Pariwisata sekarang bukan cuma soal angka kunjungan dan pendapatan. Di balik gemerlap destinasi dan geliat ekonomi, ada persoalan penting yang sering terabaikan, apakah sektor ini benar-benar aman dan adil bagi semua, terutama perempuan? Selama ini, banyak pekerja dan wisatawan perempuan masih menghadapi diskriminasi, pelecehan, hingga kurangnya fasilitas dasar seperti toilet dan transportasi yang aman. Dalam studi akademik, isu kesetaraan gender di sektor pariwisata sebenarnya sudah lama dibahas, namun penerapannya di lapangan seringkali belum berjalan seimbang. Dashper, Turner, dan Wengel (2020) menyoroti bagaimana pengetahuan dan kebijakan dalam pariwisata masih didominasi perspektif laki-laki, sehingga suara dan pengalaman perempuan kerap terpinggirkan. Akibatnya, upaya menuju pariwisata yang benar-benar inklusif sering kali berhenti di tataran wacana. Dalam konteks ini, langkah Kerala menjadi menarik karena kebijakan gender audit dan women-friendly tourism yang diterapkannya bukan hanya berbicara soal gagasan, tetapi sudah menurunkannya ke praktik nyata yang berdampak langsung bagi perempuan di industri pariwisata. Kerala adalah salah satu negara bagian di India yang dikenal dengan program Responsible Tourism-nya, mencoba menjawab tantangan itu lewat kebijakan gender audit dan program women-friendly tourism. Pemerintah Kerala berencana melakukan audit di 16 destinasi wisata pada akhir 2025 untuk memastikan seluruh tempat wisata aman, inklusif, dan memberi ruang yang setara bagi perempuan (Times of India, 2025). Inisiatif ini bukan cuma soal keindahan destinasi, tapi tentang membangun sistem pariwisata yang manusiawi. Artikel ini membahas bagaimana kebijakan tersebut bekerja, apa dampaknya bagi perempuan, dan pelajaran apa yang bisa diambil Indonesia dari keberanian Kerala.
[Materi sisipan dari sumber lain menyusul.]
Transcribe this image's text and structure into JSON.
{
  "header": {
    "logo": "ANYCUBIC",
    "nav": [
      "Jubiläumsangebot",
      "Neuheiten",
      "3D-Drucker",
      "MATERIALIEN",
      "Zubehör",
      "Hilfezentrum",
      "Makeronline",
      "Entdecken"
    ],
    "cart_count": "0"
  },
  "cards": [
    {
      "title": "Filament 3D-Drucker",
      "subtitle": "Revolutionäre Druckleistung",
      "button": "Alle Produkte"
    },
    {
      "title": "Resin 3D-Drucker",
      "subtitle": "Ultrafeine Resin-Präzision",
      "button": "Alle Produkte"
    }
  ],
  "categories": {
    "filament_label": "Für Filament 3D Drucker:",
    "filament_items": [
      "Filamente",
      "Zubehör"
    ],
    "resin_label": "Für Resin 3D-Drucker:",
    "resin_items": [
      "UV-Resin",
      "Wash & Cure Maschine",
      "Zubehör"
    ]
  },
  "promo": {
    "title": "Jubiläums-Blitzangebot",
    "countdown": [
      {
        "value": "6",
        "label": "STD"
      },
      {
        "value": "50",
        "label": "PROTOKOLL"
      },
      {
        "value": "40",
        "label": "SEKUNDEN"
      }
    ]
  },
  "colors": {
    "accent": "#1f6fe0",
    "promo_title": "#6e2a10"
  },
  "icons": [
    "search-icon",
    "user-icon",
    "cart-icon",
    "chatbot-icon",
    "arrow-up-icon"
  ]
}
Berbeda dari banyak wilayah lain, Kerala punya otonomi luas untuk membuat kebijakan pariwisata yang sesuai kebutuhan masyarakatnya. Pemerintah daerahnya menempatkan Responsible Tourism sebagai dasar utama: pariwisata yang tidak hanya menguntungkan secara ekonomi, tapi juga bertanggung jawab terhadap lingkungan dan sosial (Responsible Tourism Society of India, 2020). Dari sinilah muncul inisiatif gender audit sebagai bagian dari strategi besar untuk menjadikan pariwisata lebih ramah perempuan (Kerala Tourism, 2025). Secara hukum, langkah Kerala sejalan dengan prinsip-prinsip internasional seperti Convention on the Elimination of All Forms of Discrimination against Women (CEDAW) dan United Nations Guiding Principles on Business and Human Rights (UNGPs), yang sama-sama menegaskan bahwa negara punya tanggung jawab melindungi hak perempuan, dan sektor bisnis harus menghormati hak asasi manusia (United Nations, 1979; UN Human Rights Council, 2011). Dengan dasar ini, gender audit di Kerala bukan sekadar kebijakan lokal, tapi bagian dari gerakan global untuk menjadikan pariwisata lebih adil dan berperspektif gender.
Secara sederhana, gender audit bisa dibilang sebagai “pemeriksaan kesetaraan” proses menilai apakah destinasi wisata sudah ramah bagi perempuan dalam hal fasilitas, keamanan, peluang kerja, dan partisipasi. Kerala melibatkan berbagai pihak dalam proses ini, mulai dari pemerintah daerah, organisasi perempuan, lembaga swadaya masyarakat, sampai lembaga The Gender Park yang fokus pada isu kesetaraan. Audit ini mencakup berbagai aspek. Misalnya, bagaimana kondisi penerangan di area wisata saat malam hari, seberapa aman transportasinya, apakah tersedia toilet yang layak dan bersih, bagaimana mekanisme pelaporan jika terjadi pelecehan, sampai berapa banyak perempuan yang punya posisi penting dalam pengelolaan destinasi. Pendekatan yang digunakan berbasis komunitas, artinya setiap daerah menyesuaikan audit dengan kebutuhan dan kondisi lokalnya (Kerala Tourism, 2025). Intinya, audit ini bukan sekadar menilai “ada atau tidak” fasilitas bagi perempuan, tapi juga meninjau apakah sistem pariwisatanya benar-benar memberikan ruang aman dan peluang yang setara.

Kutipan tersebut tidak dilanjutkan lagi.